In a 1989 interview with The Baltimore Sun, Commander Brown described his first year at Annapolis as “tough.”

When he sat down in the cafeteria, other midshipmen got up and walked away. He roomed alone for four years.

He was given excessive demerits and had to endure taunts by upperclassmen from the South who wanted to see him fail, while others spread false rumors that he was on the payroll of the National Association for the Advancement of Colored People.

“When I came to the academy, I learned that there were all kinds of prejudices — against Jews, Catholics, even the Irish -— and I looked around and thought that these prejudices were instilled in them by their families, and they could not be blamed for feeling the way they did,” Commander Brown said in a 2005 interview with The Sun.

Life in Annapolis away from the academy was not much better, with many establishments unfriendly to blacks. Commander Brown had to go to the Clay Street neighborhood to take in a movie at the Star Theater, Alsop’s Restaurant for a meal or the YMCA for a game of pingpong.

And still he prevailed.

“I didn’t mind it so much. I had a goal. I liked the Navy. I liked the Naval Academy,” Commander Brown recalled in the 1989 interview. “I thought all the teachers and professors I had were certainly very fair … and for the most part, I got along with my classmates.”

One upperclassman who did not shun him was fellow track team member Jimmy Carter — Class of 1947 — and the future president encouraged him to “hang in there,” dropping by and to visit him in his dorm room.

A token of their relationship was a 1989 letter from the former president to Commander Brown, which he framed and hung on his study wall. It ended with the words: “I ran with you (you were better). Jimmy Carter.”

“It’s too bad the American people haven’t matured enough to accept a person on the basis of his ability and not regard him as an oddity because he’s colored. I’m just an average Joe. There’s no reason at all I should be giving a press conference,” Commander Brown, who graduated 370th out of nearly 800 graduates, said in a Washington Post interview at the time.

His first assignment was at the Boston Naval Shipyard, which was followed by studies at Rensselaer Polytechnic Institute in Troy, N.Y., where he earned a bachelor’s degree in civil engineering.

As a member of the Navy Civil Engineer Corps, where he rose to lieutenant commander and served for 20 years, Commander Brown traveled the world, building houses in Hawaii, roads in Liberia, wharves in the Philippines, a nuclear power plant in Antarctica and a desalinization plant at Guantanamo Bay, Cuba.

After retiring from the Navy in 1969, he continued in construction work at the State University of New York at Stony Brook, and then in the university planning office at Howard University, from which he retired in 1988.

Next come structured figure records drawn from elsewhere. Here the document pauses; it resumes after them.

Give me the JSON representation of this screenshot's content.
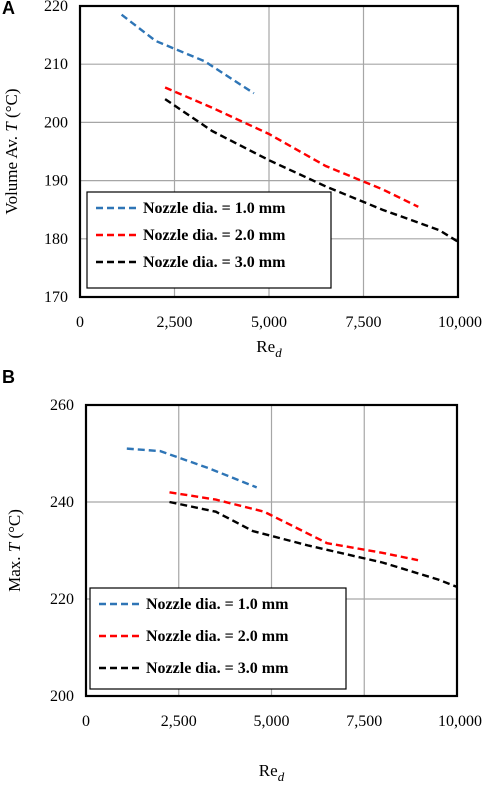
{
  "colors": {
    "series_blue": "#2e75b6",
    "series_red": "#ff0000",
    "series_black": "#000000",
    "grid": "#a6a6a6",
    "frame": "#000000"
  },
  "chart_data": [
    {
      "type": "line",
      "panel": "A",
      "ylabel": "Volume Av. T (°C)",
      "ylabel_main": "Volume Av. ",
      "ylabel_italic": "T",
      "ylabel_unit": " (°C)",
      "xlabel": "Red",
      "xlabel_main": "Re",
      "xlabel_sub": "d",
      "xlim": [
        0,
        10000
      ],
      "ylim": [
        170,
        220
      ],
      "xticks": [
        0,
        2500,
        5000,
        7500,
        10000
      ],
      "xtick_labels": [
        "0",
        "2,500",
        "5,000",
        "7,500",
        "10,000"
      ],
      "yticks": [
        170,
        180,
        190,
        200,
        210,
        220
      ],
      "ytick_labels": [
        "170",
        "180",
        "190",
        "200",
        "210",
        "220"
      ],
      "grid": true,
      "legend_position": "bottom-left",
      "series": [
        {
          "name": "Nozzle dia. = 1.0 mm",
          "color": "#2e75b6",
          "x": [
            1100,
            2000,
            3300,
            4600
          ],
          "y": [
            218.5,
            214,
            210.5,
            205
          ]
        },
        {
          "name": "Nozzle dia. = 2.0 mm",
          "color": "#ff0000",
          "x": [
            2250,
            3500,
            5000,
            6500,
            8000,
            8950
          ],
          "y": [
            206,
            202.5,
            198,
            192.5,
            188.5,
            185.5
          ]
        },
        {
          "name": "Nozzle dia. = 3.0 mm",
          "color": "#000000",
          "x": [
            2250,
            3500,
            5000,
            6500,
            8000,
            9500,
            10000
          ],
          "y": [
            204,
            198.5,
            193.5,
            189,
            185,
            181.5,
            179.5
          ]
        }
      ]
    },
    {
      "type": "line",
      "panel": "B",
      "ylabel": "Max. T (°C)",
      "ylabel_main": "Max. ",
      "ylabel_italic": "T",
      "ylabel_unit": " (°C)",
      "xlabel": "Red",
      "xlabel_main": "Re",
      "xlabel_sub": "d",
      "xlim": [
        0,
        10000
      ],
      "ylim": [
        200,
        260
      ],
      "xticks": [
        0,
        2500,
        5000,
        7500,
        10000
      ],
      "xtick_labels": [
        "0",
        "2,500",
        "5,000",
        "7,500",
        "10,000"
      ],
      "yticks": [
        200,
        220,
        240,
        260
      ],
      "ytick_labels": [
        "200",
        "220",
        "240",
        "260"
      ],
      "grid": true,
      "legend_position": "bottom-left",
      "series": [
        {
          "name": "Nozzle dia. = 1.0 mm",
          "color": "#2e75b6",
          "x": [
            1100,
            2000,
            3300,
            4600
          ],
          "y": [
            251,
            250.5,
            247,
            243
          ]
        },
        {
          "name": "Nozzle dia. = 2.0 mm",
          "color": "#ff0000",
          "x": [
            2250,
            3500,
            4800,
            6500,
            8000,
            8950
          ],
          "y": [
            242,
            240.5,
            238,
            231.5,
            229.5,
            228
          ]
        },
        {
          "name": "Nozzle dia. = 3.0 mm",
          "color": "#000000",
          "x": [
            2250,
            3500,
            4500,
            6000,
            8000,
            9500,
            10000
          ],
          "y": [
            240,
            238,
            234,
            231,
            227.5,
            224,
            222.5
          ]
        }
      ]
    }
  ]
}
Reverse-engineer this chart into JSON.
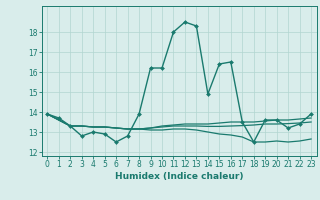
{
  "xlabel": "Humidex (Indice chaleur)",
  "x": [
    0,
    1,
    2,
    3,
    4,
    5,
    6,
    7,
    8,
    9,
    10,
    11,
    12,
    13,
    14,
    15,
    16,
    17,
    18,
    19,
    20,
    21,
    22,
    23
  ],
  "lines": [
    {
      "y": [
        13.9,
        13.7,
        13.3,
        12.8,
        13.0,
        12.9,
        12.5,
        12.8,
        13.9,
        16.2,
        16.2,
        18.0,
        18.5,
        18.3,
        14.9,
        16.4,
        16.5,
        13.5,
        12.5,
        13.6,
        13.6,
        13.2,
        13.4,
        13.9
      ],
      "color": "#1a7a6e",
      "linewidth": 1.0,
      "marker": "D",
      "markersize": 2.0
    },
    {
      "y": [
        13.9,
        13.6,
        13.3,
        13.3,
        13.25,
        13.25,
        13.2,
        13.15,
        13.15,
        13.2,
        13.3,
        13.35,
        13.4,
        13.4,
        13.4,
        13.45,
        13.5,
        13.5,
        13.5,
        13.55,
        13.6,
        13.6,
        13.65,
        13.7
      ],
      "color": "#1a7a6e",
      "linewidth": 0.9,
      "marker": null,
      "markersize": 0
    },
    {
      "y": [
        13.9,
        13.6,
        13.3,
        13.3,
        13.25,
        13.25,
        13.2,
        13.15,
        13.15,
        13.2,
        13.25,
        13.3,
        13.3,
        13.3,
        13.28,
        13.28,
        13.3,
        13.32,
        13.35,
        13.4,
        13.4,
        13.42,
        13.45,
        13.5
      ],
      "color": "#1a7a6e",
      "linewidth": 0.9,
      "marker": null,
      "markersize": 0
    },
    {
      "y": [
        13.9,
        13.6,
        13.3,
        13.3,
        13.25,
        13.25,
        13.2,
        13.15,
        13.15,
        13.1,
        13.1,
        13.15,
        13.15,
        13.1,
        13.0,
        12.9,
        12.85,
        12.75,
        12.5,
        12.5,
        12.55,
        12.5,
        12.55,
        12.65
      ],
      "color": "#1a7a6e",
      "linewidth": 0.9,
      "marker": null,
      "markersize": 0
    }
  ],
  "xlim": [
    -0.5,
    23.5
  ],
  "ylim": [
    11.8,
    19.3
  ],
  "yticks": [
    12,
    13,
    14,
    15,
    16,
    17,
    18
  ],
  "xticks": [
    0,
    1,
    2,
    3,
    4,
    5,
    6,
    7,
    8,
    9,
    10,
    11,
    12,
    13,
    14,
    15,
    16,
    17,
    18,
    19,
    20,
    21,
    22,
    23
  ],
  "background_color": "#d9edeb",
  "grid_color": "#b2d5d0",
  "line_color": "#1a7a6e",
  "tick_fontsize": 5.5,
  "label_fontsize": 6.5
}
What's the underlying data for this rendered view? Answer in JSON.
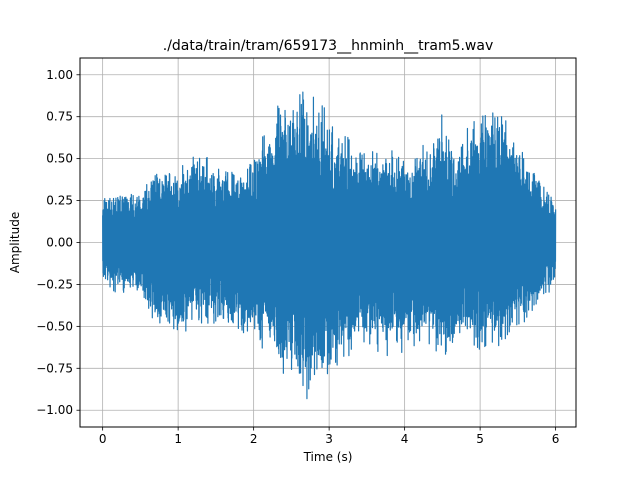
{
  "chart_data": {
    "type": "line",
    "title": "./data/train/tram/659173__hnminh__tram5.wav",
    "xlabel": "Time (s)",
    "ylabel": "Amplitude",
    "xlim": [
      -0.3,
      6.27
    ],
    "ylim": [
      -1.1,
      1.1
    ],
    "x_ticks": [
      0,
      1,
      2,
      3,
      4,
      5,
      6
    ],
    "x_tick_labels": [
      "0",
      "1",
      "2",
      "3",
      "4",
      "5",
      "6"
    ],
    "y_ticks": [
      -1.0,
      -0.75,
      -0.5,
      -0.25,
      0.0,
      0.25,
      0.5,
      0.75,
      1.0
    ],
    "y_tick_labels": [
      "−1.00",
      "−0.75",
      "−0.50",
      "−0.25",
      "0.00",
      "0.25",
      "0.50",
      "0.75",
      "1.00"
    ],
    "grid": true,
    "series": [
      {
        "color": "#1f77b4",
        "duration_s": 6.0,
        "envelope": {
          "t": [
            0.0,
            0.2,
            0.5,
            0.7,
            1.0,
            1.3,
            1.5,
            1.8,
            2.0,
            2.2,
            2.4,
            2.6,
            2.8,
            3.0,
            3.2,
            3.4,
            3.7,
            4.0,
            4.3,
            4.5,
            4.7,
            5.0,
            5.3,
            5.6,
            5.8,
            6.0
          ],
          "upper": [
            0.28,
            0.3,
            0.32,
            0.5,
            0.46,
            0.6,
            0.48,
            0.44,
            0.58,
            0.78,
            0.88,
            0.95,
            0.9,
            0.8,
            0.72,
            0.55,
            0.62,
            0.56,
            0.6,
            0.82,
            0.6,
            0.85,
            0.82,
            0.55,
            0.4,
            0.26
          ],
          "lower": [
            -0.28,
            -0.3,
            -0.32,
            -0.5,
            -0.58,
            -0.48,
            -0.5,
            -0.55,
            -0.58,
            -0.72,
            -0.85,
            -0.95,
            -1.0,
            -0.85,
            -0.8,
            -0.6,
            -0.7,
            -0.7,
            -0.6,
            -0.72,
            -0.62,
            -0.72,
            -0.65,
            -0.52,
            -0.42,
            -0.22
          ]
        }
      }
    ]
  }
}
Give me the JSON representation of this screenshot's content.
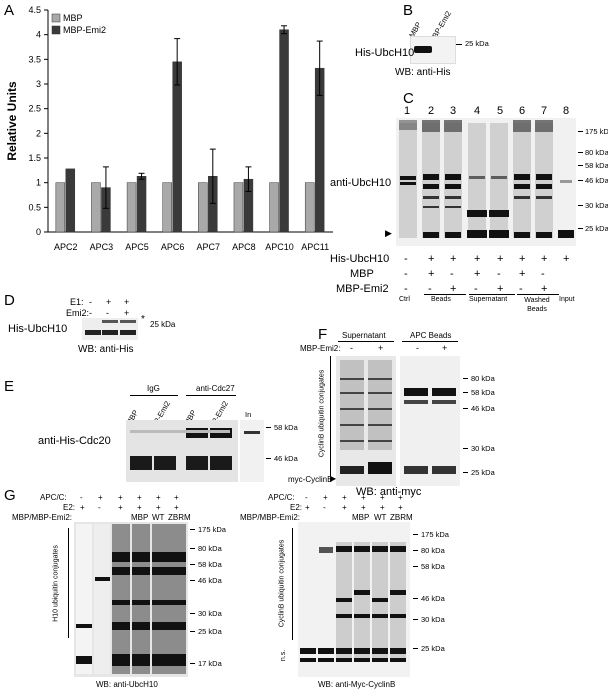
{
  "panels": {
    "A": "A",
    "B": "B",
    "C": "C",
    "D": "D",
    "E": "E",
    "F": "F",
    "G": "G"
  },
  "chart_data": {
    "type": "bar",
    "categories": [
      "APC2",
      "APC3",
      "APC5",
      "APC6",
      "APC7",
      "APC8",
      "APC10",
      "APC11"
    ],
    "series": [
      {
        "name": "MBP",
        "values": [
          1,
          1,
          1,
          1,
          1,
          1,
          1,
          1
        ],
        "errors": [
          0,
          0,
          0,
          0,
          0,
          0,
          0,
          0
        ],
        "color": "#a9a9a9"
      },
      {
        "name": "MBP-Emi2",
        "values": [
          1.28,
          0.9,
          1.13,
          3.45,
          1.13,
          1.07,
          4.1,
          3.32
        ],
        "errors": [
          0,
          0.42,
          0.06,
          0.47,
          0.55,
          0.25,
          0.08,
          0.55
        ],
        "color": "#3a3a3a"
      }
    ],
    "ylabel": "Relative Units",
    "ylim": [
      0,
      4.5
    ],
    "yticks": [
      "0",
      "0.5",
      "1",
      "1.5",
      "2",
      "2.5",
      "3",
      "3.5",
      "4",
      "4.5"
    ],
    "legend": "top-left"
  },
  "B": {
    "lanes": [
      "MBP",
      "MBP-Emi2"
    ],
    "row": "His-UbcH10",
    "marker": "25 kDa",
    "wb": "WB: anti-His"
  },
  "C": {
    "lanes": [
      "1",
      "2",
      "3",
      "4",
      "5",
      "6",
      "7",
      "8"
    ],
    "markers": [
      "175 kDa",
      "80 kDa",
      "58 kDa",
      "46 kDa",
      "30 kDa",
      "25 kDa"
    ],
    "band_label": "anti-UbcH10",
    "rows": [
      {
        "label": "His-UbcH10",
        "signs": [
          "-",
          "+",
          "+",
          "+",
          "+",
          "+",
          "+",
          "+"
        ]
      },
      {
        "label": "MBP",
        "signs": [
          "-",
          "+",
          "-",
          "+",
          "-",
          "+",
          "-",
          ""
        ]
      },
      {
        "label": "MBP-Emi2",
        "signs": [
          "-",
          "-",
          "+",
          "-",
          "+",
          "-",
          "+",
          ""
        ]
      }
    ],
    "groups": [
      "Ctrl",
      "Beads",
      "Supernatant",
      "Washed Beads",
      "Input"
    ]
  },
  "D": {
    "rows": [
      {
        "label": "E1:",
        "signs": [
          "-",
          "+",
          "+"
        ]
      },
      {
        "label": "Emi2:",
        "signs": [
          "-",
          "-",
          "+"
        ]
      }
    ],
    "row": "His-UbcH10",
    "star": "*",
    "marker": "25 kDa",
    "wb": "WB: anti-His"
  },
  "E": {
    "groups": [
      "IgG",
      "anti-Cdc27"
    ],
    "lanes": [
      "MBP",
      "MBP-Emi2",
      "MBP",
      "MBP-Emi2",
      "In"
    ],
    "row": "anti-His-Cdc20",
    "markers": [
      "58 kDa",
      "46 kDa"
    ]
  },
  "F": {
    "groups": [
      "Supernatant",
      "APC Beads"
    ],
    "emi_label": "MBP-Emi2:",
    "signs": [
      "-",
      "+",
      "-",
      "+"
    ],
    "side_label": "CyclinB ubiquitin conjugates",
    "myc_label": "myc-CyclinB",
    "markers": [
      "80 kDa",
      "58 kDa",
      "46 kDa",
      "30 kDa",
      "25 kDa"
    ],
    "wb": "WB: anti-myc"
  },
  "G": {
    "rows": [
      {
        "label": "APC/C:",
        "signs": [
          "-",
          "+",
          "+",
          "+",
          "+",
          "+"
        ]
      },
      {
        "label": "E2:",
        "signs": [
          "+",
          "-",
          "+",
          "+",
          "+",
          "+"
        ]
      }
    ],
    "mbp_label": "MBP/MBP-Emi2:",
    "lanes3": [
      "MBP",
      "WT",
      "ZBRM"
    ],
    "left_side": "H10 ubiquitin conjugates",
    "left_markers": [
      "175 kDa",
      "80 kDa",
      "58 kDa",
      "46 kDa",
      "30 kDa",
      "25 kDa",
      "17 kDa"
    ],
    "left_wb": "WB: anti-UbcH10",
    "right_side": "CyclinB ubiquitin conjugates",
    "right_ns": "n.s.",
    "right_markers": [
      "175 kDa",
      "80 kDa",
      "58 kDa",
      "46 kDa",
      "30 kDa",
      "25 kDa"
    ],
    "right_wb": "WB: anti-Myc-CyclinB"
  }
}
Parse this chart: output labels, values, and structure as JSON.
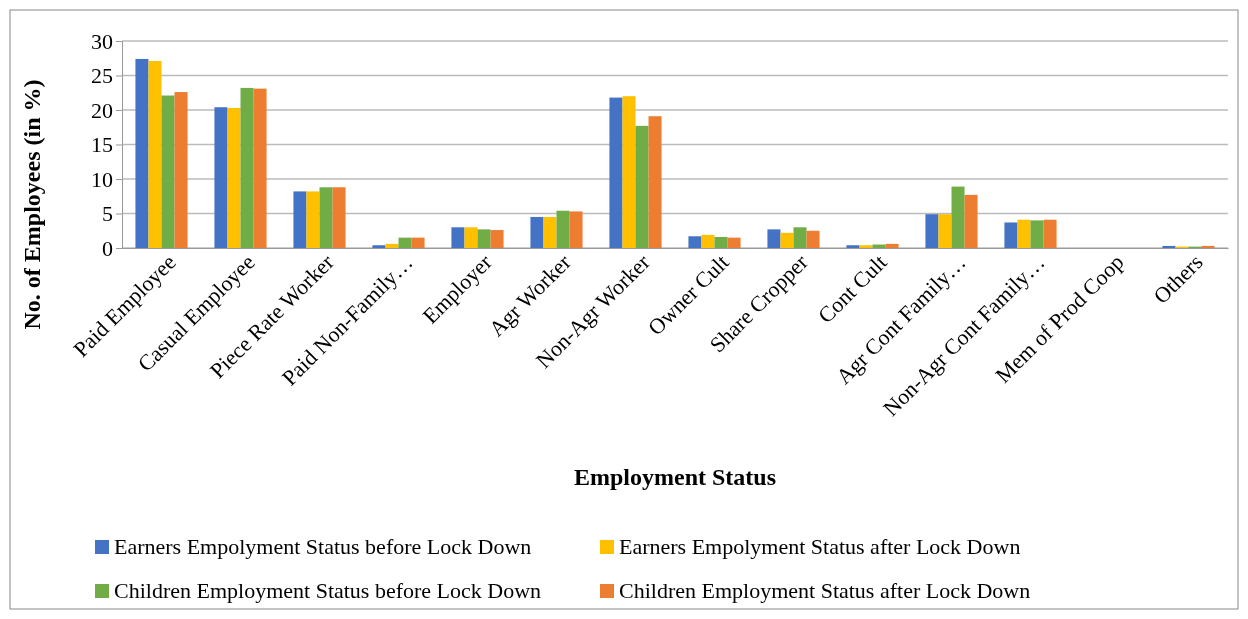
{
  "chart_data": {
    "type": "bar",
    "xlabel": "Employment Status",
    "ylabel": "No. of Employees (in %)",
    "categories": [
      "Paid Employee",
      "Casual Employee",
      "Piece Rate Worker",
      "Paid Non-Family…",
      "Employer",
      "Agr Worker",
      "Non-Agr Worker",
      "Owner Cult",
      "Share Cropper",
      "Cont Cult",
      "Agr Cont Family…",
      "Non-Agr Cont Family…",
      "Mem of Prod Coop",
      "Others"
    ],
    "series": [
      {
        "name": "Earners Empolyment  Status before Lock Down",
        "color": "#4472c4",
        "values": [
          27.4,
          20.4,
          8.2,
          0.4,
          3.0,
          4.5,
          21.8,
          1.7,
          2.7,
          0.4,
          4.9,
          3.7,
          0,
          0.3
        ]
      },
      {
        "name": "Earners Empolyment  Status after  Lock Down",
        "color": "#ffc000",
        "values": [
          27.1,
          20.3,
          8.2,
          0.6,
          3.0,
          4.5,
          22.0,
          1.9,
          2.2,
          0.4,
          4.9,
          4.1,
          0,
          0.2
        ]
      },
      {
        "name": "Children Employment Status before Lock Down",
        "color": "#70ad47",
        "values": [
          22.1,
          23.2,
          8.8,
          1.5,
          2.7,
          5.4,
          17.7,
          1.6,
          3.0,
          0.5,
          8.9,
          4.0,
          0,
          0.2
        ]
      },
      {
        "name": "Children Employment Status after  Lock Down",
        "color": "#ed7d31",
        "values": [
          22.6,
          23.1,
          8.8,
          1.5,
          2.6,
          5.3,
          19.1,
          1.5,
          2.5,
          0.6,
          7.7,
          4.1,
          0,
          0.3
        ]
      }
    ],
    "ylim": [
      0,
      30
    ],
    "yticks": [
      0,
      5,
      10,
      15,
      20,
      25,
      30
    ],
    "grid": "y",
    "legend": "bottom"
  }
}
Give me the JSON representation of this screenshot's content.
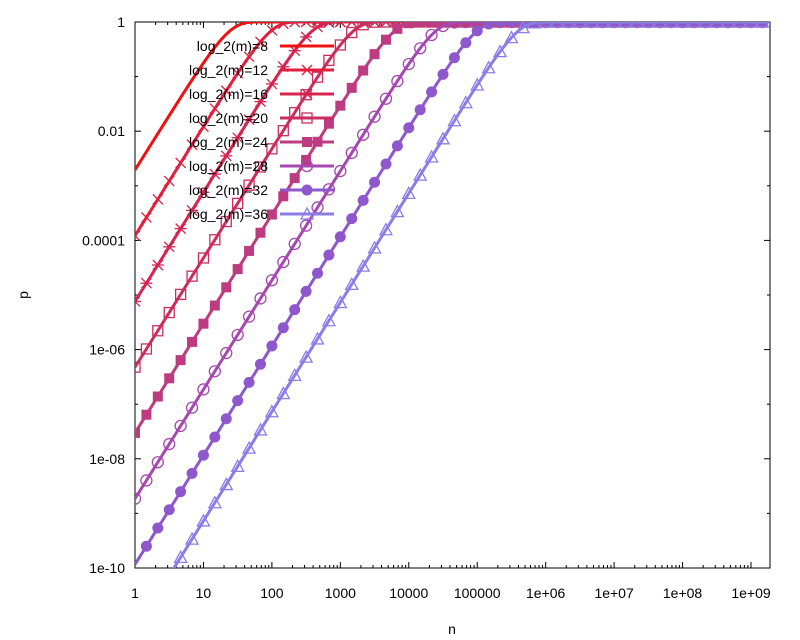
{
  "chart_data": {
    "type": "line",
    "title": "",
    "xlabel": "n",
    "ylabel": "p",
    "xscale": "log",
    "yscale": "log",
    "xlim": [
      1,
      2000000000
    ],
    "ylim": [
      1e-10,
      2
    ],
    "x_ticks": [
      {
        "value": 1,
        "label": "1"
      },
      {
        "value": 10,
        "label": "10"
      },
      {
        "value": 100,
        "label": "100"
      },
      {
        "value": 1000,
        "label": "1000"
      },
      {
        "value": 10000,
        "label": "10000"
      },
      {
        "value": 100000,
        "label": "100000"
      },
      {
        "value": 1000000,
        "label": "1e+06"
      },
      {
        "value": 10000000,
        "label": "1e+07"
      },
      {
        "value": 100000000,
        "label": "1e+08"
      },
      {
        "value": 1000000000,
        "label": "1e+09"
      }
    ],
    "y_ticks": [
      {
        "value": 1,
        "label": "1"
      },
      {
        "value": 0.01,
        "label": "0.01"
      },
      {
        "value": 0.0001,
        "label": "0.0001"
      },
      {
        "value": 1e-06,
        "label": "1e-06"
      },
      {
        "value": 1e-08,
        "label": "1e-08"
      },
      {
        "value": 1e-10,
        "label": "1e-10"
      }
    ],
    "legend_position": "top-left",
    "series": [
      {
        "name": "log_2(m)=8",
        "bits": 8,
        "color": "#ee1111",
        "marker": "none"
      },
      {
        "name": "log_2(m)=12",
        "bits": 12,
        "color": "#e01f3d",
        "marker": "x"
      },
      {
        "name": "log_2(m)=16",
        "bits": 16,
        "color": "#d4244f",
        "marker": "asterisk"
      },
      {
        "name": "log_2(m)=20",
        "bits": 20,
        "color": "#c92e5e",
        "marker": "open-square"
      },
      {
        "name": "log_2(m)=24",
        "bits": 24,
        "color": "#bd3b80",
        "marker": "filled-square"
      },
      {
        "name": "log_2(m)=28",
        "bits": 28,
        "color": "#a548b0",
        "marker": "open-circle"
      },
      {
        "name": "log_2(m)=32",
        "bits": 32,
        "color": "#8e57cc",
        "marker": "filled-circle"
      },
      {
        "name": "log_2(m)=36",
        "bits": 36,
        "color": "#8a7de6",
        "marker": "open-triangle"
      }
    ]
  }
}
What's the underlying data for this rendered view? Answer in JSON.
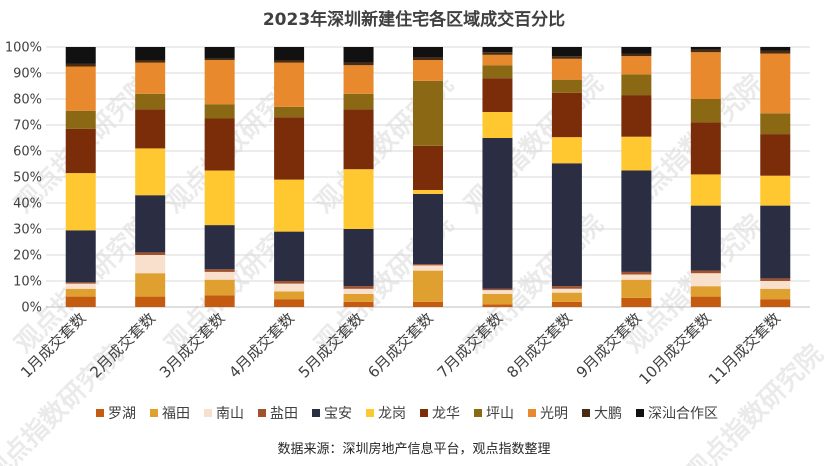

In 2008, the $52 million, 140,000-square-foot Wesley Brown Field House facing the Severn River was named in his honor.

“It is the only object or building on the grounds of the nation’s service academies named for an African-American,” said Mr. Schneller.

“Midshipmen always wanted to have their picture taken with Wes. They looked up to him as living history, which he was,” he said. “And he was not bitter.”

The longtime resident of the Rittenhouse Apartments in Washington enjoyed reading history — particularly naval history — and playing tennis.

Funeral services were incomplete Thursday, but family members said his ashes would be placed in the columbarium on the grounds of the Naval Academy.

In addition to his daughter, Commander Brown is survived by his junior high school sweetheart and wife of 50 years, the former Crystal Malone; two sons, Wesley A. Brown Jr. of Turners Falls, Mass., and Gary Brown of Coral Gables, Fla.; another daughter, Carol Jackson of Long Beach, Calif.; seven grandchildren; and two great-grandchildren.